Rahel Dreyer plädiert für pädagogische Standards und gegen Gesichtsmasken in der Eingewöhnung


RahelDie Eingewöhnung ist auch in „normalen“ Zeiten eine hochsensible Herausforderung für alle Beteiligten – doch wie kann sie unter Corona-Bedingungen mit ihren Hygienevorschriften und Abstandsregelungen gelingen? Diese Frage beleuchtete Prof. Dr. Rahel Dreyer von der Alice-Salomon-Hochschule in der kostenlosen nifbe-Vortragsreihe „KiTa in Corona-Zeiten“ und stellte gleich vorab klar: „Wir dürfen auch in Zeiten der Pandemie nicht die Bedarfe der Kinder aus dem Blick verlieren und von pädagogischen Qualitätsstandards abweichen.“

Wie die Professorin für Pädagogik und Entwicklungspsychologie der ersten Jahre unterstrich, „ist eine professionelle Eingewöhnung ein wichtiges Qualitätsmerkmal“ und bilde die Grundlage für eine gute „KiTa-Laufbahn“ der Jüngsten. Studienergebnisse hätten gezeigt, dass Kinder ohne eine gelungene Eingewöhnung später deutliche Entwicklungsrückstände, Bindungsirritationen oder Verlustängste aufzeigten. Sowohl positive wie auch negative Bindungserfahrungen in dieser Zeit wirkten sich nachhaltig auf den Strukturaufbau des Gehirns und die Regulationsfähigkeiten des Kindes aus.

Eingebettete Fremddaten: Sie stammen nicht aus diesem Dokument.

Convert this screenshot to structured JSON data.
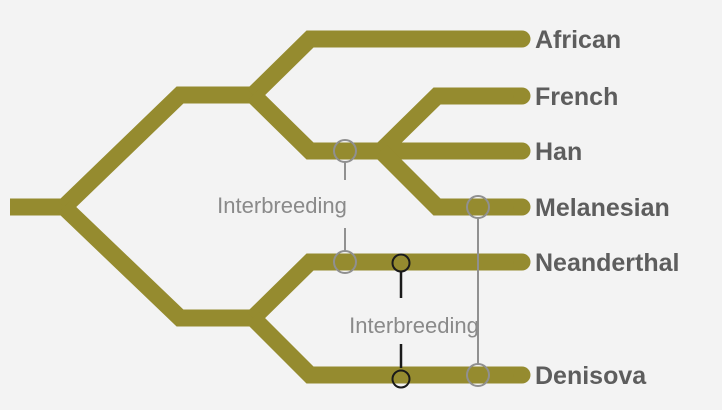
{
  "colors": {
    "background": "#f3f3f3",
    "branch": "#958b2f",
    "label": "#5d5d5d",
    "interbreeding_label": "#8a8a8a",
    "connector_light": "#909090",
    "connector_dark": "#1a1a1a"
  },
  "taxa": {
    "african": "African",
    "french": "French",
    "han": "Han",
    "melanesian": "Melanesian",
    "neanderthal": "Neanderthal",
    "denisova": "Denisova"
  },
  "interbreeding": {
    "modern_neanderthal": "Interbreeding",
    "neanderthal_denisova": "Interbreeding"
  }
}
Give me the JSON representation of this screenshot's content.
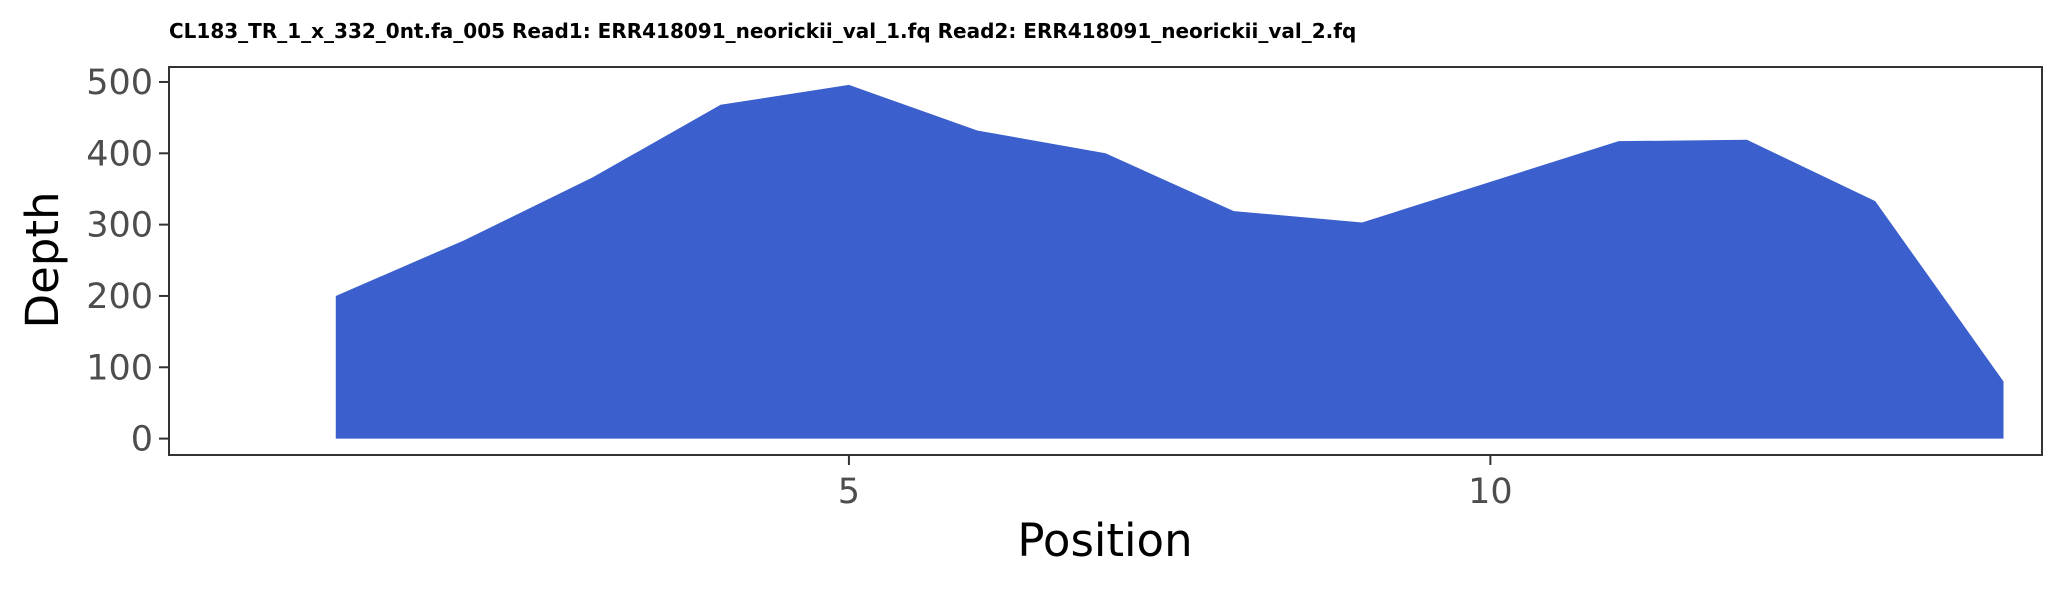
{
  "chart_data": {
    "type": "area",
    "title": "CL183_TR_1_x_332_0nt.fa_005 Read1: ERR418091_neorickii_val_1.fq Read2: ERR418091_neorickii_val_2.fq",
    "xlabel": "Position",
    "ylabel": "Depth",
    "x": [
      1,
      2,
      3,
      4,
      5,
      6,
      7,
      8,
      9,
      10,
      11,
      12,
      13,
      14
    ],
    "values": [
      200,
      278,
      366,
      468,
      496,
      432,
      400,
      319,
      303,
      360,
      417,
      419,
      333,
      80
    ],
    "xlim": [
      -0.3,
      14.3
    ],
    "ylim": [
      -23,
      521
    ],
    "xticks": [
      5,
      10
    ],
    "yticks": [
      0,
      100,
      200,
      300,
      400,
      500
    ],
    "grid": false,
    "legend": "none",
    "fill_color": "#3b5fcd",
    "panel_border_color": "#333333"
  }
}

Als Gelingensbedingungen für eine gute Eingewöhnung hob Rahel Dreyer zusammenfassend die Qualität der Einrichtung, das Temperament der Kinder und Mütter, das kindliche Bindungsverhalten sowie das Verhalten der pädagogischen Fachkraft heraus. Ein besonderer Fokus sollte auch immer auf die „still“ leidende Kinder gerichtet werden, damit ihr angepasstes Verhalten nicht als „erfolgreich eingewöhnt“ fehlinterpretiert werde.
 

Fokus auf "still" leidende Kinder legen

Als erfolgreich erprobte Eingewöhnungsmodelle skizzierte Rahel Dreyer das „Berliner“ und das „Münchener Eingewöhnungsmodell“, ging aber auch kurz auf das „partizipatorische Eingewöhnungsmodell" von Marjan Alemzadeh oder die Eingewöhnung in der Peergroup ein – letztere biete sich nach Phasen des Lockdowns insbesondere auch für die Wieder-Eingewöhnung von Kindern an. Grundsätzlich müsse es auch in Corona-Zeiten gewährleistet sein, dass eine Eingewöhnung „orientiert an den individuellen Bedürfnissen des Kindes ausreichend lang in Begleitung einer Bezugsperson stattfinden kann“ und dass Eingewöhnungszeiten nicht verkürzt werden. Ggf. könnten in Zeiten der Pandemie Eingewöhnungsphasen verstärkt draußen stattfinden, es sei für die Kinder aber auch wichtig, die Innenräume und die Abläufe innerhalb der Einrichtung im Beisein einer vertrauten Bezugsperson kennenzulernen. Ein Elternteil sollte bei der Eingewöhnung so lange mit dabei sein, bis sich die Kinder beim Abschied auch von der Fachkraft trösten lassen. (zum Weiterlesen: Eingewöhnung: Modelle und Rahmenbedingungen)

Auf Seiten der Fachkraft, so Rahel Dreyer, „kommt es bei der Eingewöhnung insbesondere auf die Handlungskompetenz, die stetige Selbstreflexion und die Kommunikationsfähigkeit - insbesondere in der Zusammenarbeit mit den Eltern -an.“ Die Eingewöhnungsphase biete eine „sehr gute Möglichkeit, die Erziehungs- und Bildungspartnerschaft mit den Eltern auf eine solide Basis zu stellen – auch unter Corona-Bedingungen!“ Aufgrund der eingeschränkten Kontaktmöglichkeiten könnten Gespräche auch im Freien oder als Videokonferenz bzw. telefonisch stattfinden.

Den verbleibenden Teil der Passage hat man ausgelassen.